Producción vitícola de Véneto en 2023
La producción total de uva recolectada también sufrió una disminución, remontándose a unos 13,7 millones de quintales, mostrando un declive del -9,12% respecto a 2022. Paralelamente a la reducción de rendimientos (138 q/ha, -2,9%) y a la producción, se ha constatado igualmente un descenso generalizado de las cotizaciones medias de las uvas (0,68 €/kg, -6,8% respecto a 2022).
Además, la producción total de vino se estima alrededor de 10,6 millones de hectolitros, experimentando una disminusión del -10,5% con respecto a 2022. De este vino, cerca del 75% (8 millones de hectolitros) está conformado por vinos DOC, del cual el 86,7% es de uva blanca.
A pesar del declive mencionado, el informe señala que también en 2023, Véneto se consagra como la región líder italiana para la exportación de vino, con una cuota del 36% sobre el total exportado por el sector a nivel nacional. Sin embargo, los 2.82 miles de millones de euros de exportaciones representan una variación negativa respecto a 2022 (-0,7%) tras tantos años de aumentos consecutivos.

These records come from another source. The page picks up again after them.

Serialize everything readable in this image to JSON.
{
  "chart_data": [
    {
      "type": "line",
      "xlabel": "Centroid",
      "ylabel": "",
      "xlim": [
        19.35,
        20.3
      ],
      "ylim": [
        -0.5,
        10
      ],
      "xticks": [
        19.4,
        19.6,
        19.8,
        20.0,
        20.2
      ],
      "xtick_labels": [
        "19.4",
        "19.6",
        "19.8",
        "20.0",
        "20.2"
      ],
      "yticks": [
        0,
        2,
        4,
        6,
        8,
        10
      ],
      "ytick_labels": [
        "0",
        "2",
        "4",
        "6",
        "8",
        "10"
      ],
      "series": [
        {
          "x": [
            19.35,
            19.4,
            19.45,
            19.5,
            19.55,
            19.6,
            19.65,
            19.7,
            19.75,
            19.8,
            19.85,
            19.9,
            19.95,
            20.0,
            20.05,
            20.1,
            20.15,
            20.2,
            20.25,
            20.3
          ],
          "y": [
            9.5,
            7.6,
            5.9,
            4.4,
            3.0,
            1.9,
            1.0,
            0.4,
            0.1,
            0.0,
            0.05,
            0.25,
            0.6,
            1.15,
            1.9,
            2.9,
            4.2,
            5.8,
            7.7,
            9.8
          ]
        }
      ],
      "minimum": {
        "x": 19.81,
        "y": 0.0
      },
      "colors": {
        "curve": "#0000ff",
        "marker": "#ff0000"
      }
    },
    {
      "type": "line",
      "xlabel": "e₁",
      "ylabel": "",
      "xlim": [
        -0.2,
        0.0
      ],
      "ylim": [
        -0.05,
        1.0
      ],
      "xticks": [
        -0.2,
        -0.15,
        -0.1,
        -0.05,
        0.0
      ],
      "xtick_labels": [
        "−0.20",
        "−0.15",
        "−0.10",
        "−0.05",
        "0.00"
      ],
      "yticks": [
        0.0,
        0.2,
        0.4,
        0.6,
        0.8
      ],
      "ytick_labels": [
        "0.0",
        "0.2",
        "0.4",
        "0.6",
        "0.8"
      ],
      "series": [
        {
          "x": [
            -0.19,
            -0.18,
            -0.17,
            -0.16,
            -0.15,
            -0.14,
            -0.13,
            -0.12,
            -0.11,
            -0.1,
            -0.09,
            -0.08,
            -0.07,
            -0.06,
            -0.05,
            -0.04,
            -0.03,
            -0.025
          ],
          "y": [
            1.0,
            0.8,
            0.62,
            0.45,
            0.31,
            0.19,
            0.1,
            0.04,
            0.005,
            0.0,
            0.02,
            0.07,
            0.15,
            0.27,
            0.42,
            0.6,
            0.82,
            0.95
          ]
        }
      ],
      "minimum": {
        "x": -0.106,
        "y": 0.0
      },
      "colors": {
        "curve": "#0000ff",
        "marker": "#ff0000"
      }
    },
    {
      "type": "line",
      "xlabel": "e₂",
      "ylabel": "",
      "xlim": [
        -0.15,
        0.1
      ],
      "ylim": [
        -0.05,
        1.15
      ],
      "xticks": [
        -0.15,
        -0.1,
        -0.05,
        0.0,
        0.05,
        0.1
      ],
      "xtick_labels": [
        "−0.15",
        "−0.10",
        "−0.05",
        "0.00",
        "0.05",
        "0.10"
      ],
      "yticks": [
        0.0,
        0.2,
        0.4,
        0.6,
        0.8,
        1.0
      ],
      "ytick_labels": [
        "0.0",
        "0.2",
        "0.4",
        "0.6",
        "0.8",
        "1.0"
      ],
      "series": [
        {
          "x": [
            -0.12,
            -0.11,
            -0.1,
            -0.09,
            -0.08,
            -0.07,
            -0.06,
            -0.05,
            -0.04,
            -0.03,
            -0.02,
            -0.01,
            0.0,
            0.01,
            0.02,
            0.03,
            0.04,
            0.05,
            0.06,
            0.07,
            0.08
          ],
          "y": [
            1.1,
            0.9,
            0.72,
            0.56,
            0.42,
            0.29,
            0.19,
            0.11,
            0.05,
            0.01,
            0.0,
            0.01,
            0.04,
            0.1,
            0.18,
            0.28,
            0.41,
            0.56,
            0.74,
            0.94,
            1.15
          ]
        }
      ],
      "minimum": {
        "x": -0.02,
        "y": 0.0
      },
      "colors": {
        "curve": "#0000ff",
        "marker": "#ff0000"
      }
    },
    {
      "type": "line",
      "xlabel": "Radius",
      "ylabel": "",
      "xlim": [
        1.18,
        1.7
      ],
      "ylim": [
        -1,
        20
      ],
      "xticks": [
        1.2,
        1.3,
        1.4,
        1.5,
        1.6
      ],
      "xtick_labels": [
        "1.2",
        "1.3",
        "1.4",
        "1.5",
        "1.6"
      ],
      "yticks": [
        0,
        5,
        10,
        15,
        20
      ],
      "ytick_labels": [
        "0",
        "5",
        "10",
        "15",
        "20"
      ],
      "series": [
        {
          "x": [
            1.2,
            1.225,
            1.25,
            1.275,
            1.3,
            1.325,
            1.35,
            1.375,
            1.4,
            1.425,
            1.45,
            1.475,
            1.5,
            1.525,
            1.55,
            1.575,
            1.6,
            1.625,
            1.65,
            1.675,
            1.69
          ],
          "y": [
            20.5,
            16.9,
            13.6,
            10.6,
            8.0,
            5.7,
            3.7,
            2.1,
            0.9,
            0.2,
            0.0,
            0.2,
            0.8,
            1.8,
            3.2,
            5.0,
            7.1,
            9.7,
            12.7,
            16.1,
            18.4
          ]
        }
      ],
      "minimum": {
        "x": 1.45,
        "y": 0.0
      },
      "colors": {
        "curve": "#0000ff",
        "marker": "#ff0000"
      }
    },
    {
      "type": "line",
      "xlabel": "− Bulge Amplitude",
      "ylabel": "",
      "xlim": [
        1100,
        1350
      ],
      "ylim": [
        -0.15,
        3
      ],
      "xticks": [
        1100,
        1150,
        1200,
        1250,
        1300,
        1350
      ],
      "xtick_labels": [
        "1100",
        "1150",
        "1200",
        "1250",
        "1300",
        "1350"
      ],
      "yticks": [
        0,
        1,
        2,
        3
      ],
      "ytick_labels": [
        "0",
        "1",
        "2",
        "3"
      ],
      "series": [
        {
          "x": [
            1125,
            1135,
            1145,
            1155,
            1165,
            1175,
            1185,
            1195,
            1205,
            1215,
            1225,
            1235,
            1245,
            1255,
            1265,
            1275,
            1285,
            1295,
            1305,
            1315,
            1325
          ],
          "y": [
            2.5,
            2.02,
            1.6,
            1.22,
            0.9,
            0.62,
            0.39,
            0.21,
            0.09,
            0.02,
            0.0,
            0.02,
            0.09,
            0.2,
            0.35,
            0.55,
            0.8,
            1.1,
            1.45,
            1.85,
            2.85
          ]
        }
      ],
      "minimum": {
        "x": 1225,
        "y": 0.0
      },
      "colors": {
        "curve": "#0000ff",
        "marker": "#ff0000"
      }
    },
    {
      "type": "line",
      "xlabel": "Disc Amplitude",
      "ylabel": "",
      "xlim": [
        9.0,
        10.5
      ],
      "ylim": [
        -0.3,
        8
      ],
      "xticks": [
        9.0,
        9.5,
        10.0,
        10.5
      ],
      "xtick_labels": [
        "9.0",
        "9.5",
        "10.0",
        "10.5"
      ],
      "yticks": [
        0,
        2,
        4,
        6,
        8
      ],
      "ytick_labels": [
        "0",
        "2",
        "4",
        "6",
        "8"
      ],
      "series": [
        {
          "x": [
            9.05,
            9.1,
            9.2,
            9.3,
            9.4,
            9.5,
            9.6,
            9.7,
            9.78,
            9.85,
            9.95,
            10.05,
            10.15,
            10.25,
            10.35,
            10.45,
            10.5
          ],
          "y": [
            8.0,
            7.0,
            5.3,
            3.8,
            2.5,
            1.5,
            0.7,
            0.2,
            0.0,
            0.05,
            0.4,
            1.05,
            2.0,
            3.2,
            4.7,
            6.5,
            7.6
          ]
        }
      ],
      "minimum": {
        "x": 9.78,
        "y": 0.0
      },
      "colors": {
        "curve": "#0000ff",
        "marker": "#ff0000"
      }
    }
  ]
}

Finalmente, es relevante mencionar que también se ha visto afectado el valor total de la producción agrícola bruta de Véneto en 2023. Esta se estima en 7,7 miles de millones de euros, experimentando un leve descenso del -2,3% en comparación con 2022. Esta disminución se debió a la reducción de las cantidades producidas por numerosos cultivos, junto con una tendencia general a la baja de los precios. Cabe destacar que esta situación se vio agravada por el clima, caracterizado por altas temperaturas estivales y otoñales, por la escasez de lluvia durante los meses de invierno y por las heladas tardías de principios de abril, que dañaron significativamente los cultivos de frutas. Un hecho relevante a tener en cuenta, en comparación con la sequía del año 2022, fueron las excesivas lluvias de mayo, que causaron daños importantes a varios cultivos en diferentes áreas de producción.